Veronica Roberts

As host of "Bizarre Foods" Andrew Zimmern would say, "One man's weird is another man's wonderful," and he proves it every week on his television show aired on the Travel Channel..

Travelling from country to country, dining in every "nook and cranny" of the globe, Zimmern shows us what people of different cultures eat. His motto is always try a new food at least twice. Some of the fare would make some squirm or throw-up but Zimmern follows his advice ans samples everything regardless of how grotesque or pungent it might look or smell. Many times he is pleasantly surprised by how tasty something that appeared ugly or unappetizing is.

From worms, bugs, strange sea creatures, to poisonous spiders, dogs, live ants and octopuses and blood drinking, indigenous people's relish what you might have an aversion to.

Zimmern has brought us the tarantula delicacy in Cambodia, where folks there cook-up a pot of the deadly spiders as one of their favorite meals. Then there were the little land turtles in Australia where the Aborigine children enjoy catching and roasting the mud creatures.

Travel to Central Ecuador, where you will see little plump white worms cooked almost daily. The giant worms are the preferred delicacy in the Philippines and in Japan, the silk worms are a must have for the older generation. However, the younger ones, heavily influenced by western culture, shun them.

In Mexico, fried crickets are a delicious dish, where the little critters are fried very dry and sold in markets everywhere. Children especially love them.

From the continent of Africa, Asia, South and Central America to the Caribbean, some dine on dogs, frogs, doves, food fermented for five years, iguana, possums, monkeys, live bugs and pungent, rotten foods. Some even drink animal blood. Yes, it's enough to make the faint of heart gag.

Just as beauty is in the eyes of the beholder, taste around the globe is very relative. If one is socialized or conditioned to enjoy what they eat, that gag factor does not exist. Children in Argentina do not have access to peanut butter, food that is a staple for us in the West. Zimmern gave some of the kids there a taste of the peanut butter and they found it revolting as we would find eating bugs.

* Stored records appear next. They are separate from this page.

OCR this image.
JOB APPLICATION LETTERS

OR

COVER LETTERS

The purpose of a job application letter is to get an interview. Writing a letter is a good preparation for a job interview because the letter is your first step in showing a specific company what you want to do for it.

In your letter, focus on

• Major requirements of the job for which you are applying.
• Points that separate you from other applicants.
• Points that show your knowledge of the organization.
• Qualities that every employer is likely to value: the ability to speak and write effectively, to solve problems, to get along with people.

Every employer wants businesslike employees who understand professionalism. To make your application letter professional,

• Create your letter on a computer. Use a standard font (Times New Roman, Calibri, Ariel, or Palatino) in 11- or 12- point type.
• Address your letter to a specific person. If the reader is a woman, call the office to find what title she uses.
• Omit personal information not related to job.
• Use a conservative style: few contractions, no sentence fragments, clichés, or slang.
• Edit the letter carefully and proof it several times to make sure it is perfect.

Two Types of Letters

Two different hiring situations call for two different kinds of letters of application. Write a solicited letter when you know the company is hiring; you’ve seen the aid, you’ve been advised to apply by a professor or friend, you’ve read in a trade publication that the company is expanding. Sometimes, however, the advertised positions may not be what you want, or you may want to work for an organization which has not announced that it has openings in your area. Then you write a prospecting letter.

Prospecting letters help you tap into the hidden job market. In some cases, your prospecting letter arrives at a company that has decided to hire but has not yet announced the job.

I grew up in a place where we also ate what many might see as weird or bizarre. My dad was a hunter and a diver so he brought home all of his catch or kill. Poverty abounded and eating whatever we had was almost sacred.

So as a child I think I may have eaten everything that walked on land, swam in the ocean and rivers and flew in the sky. We ate iguanas, possums, armadillos, (we called them tattoos), birds, sharks, octopuses, rabbits, porcupines, crabs, squids, turtles, crayfish, lobsters, eels, "welks," sea eggs, conches or as we called it locally, "lambi," and everything in between.

When animals were slaughtered for food, nothing was wasted. The intestines, heads, tongues and blood were all used as food. Blood made blood puddings. The insides of animals like cows, pigs, goats, sheep and other parts, including the feet, made soups, stews or were "corned," a process where they were "cured" with salt and left to be used in later weeks.

Meat preservation with salt was used because many families like ours, didn't have access to electricity in homes-therefore refrigeration was only in a few select homes of the richer folks. Most of our milk came from cows, which went directly from the udders to teas or porridges or we drank right away.

Surprisingly, illnesses that exist today were rare or non-existent then so something must be said for the nutritional value of those "bizarre" foods.

Are there any bizarre foods you eat in your neck of the woods?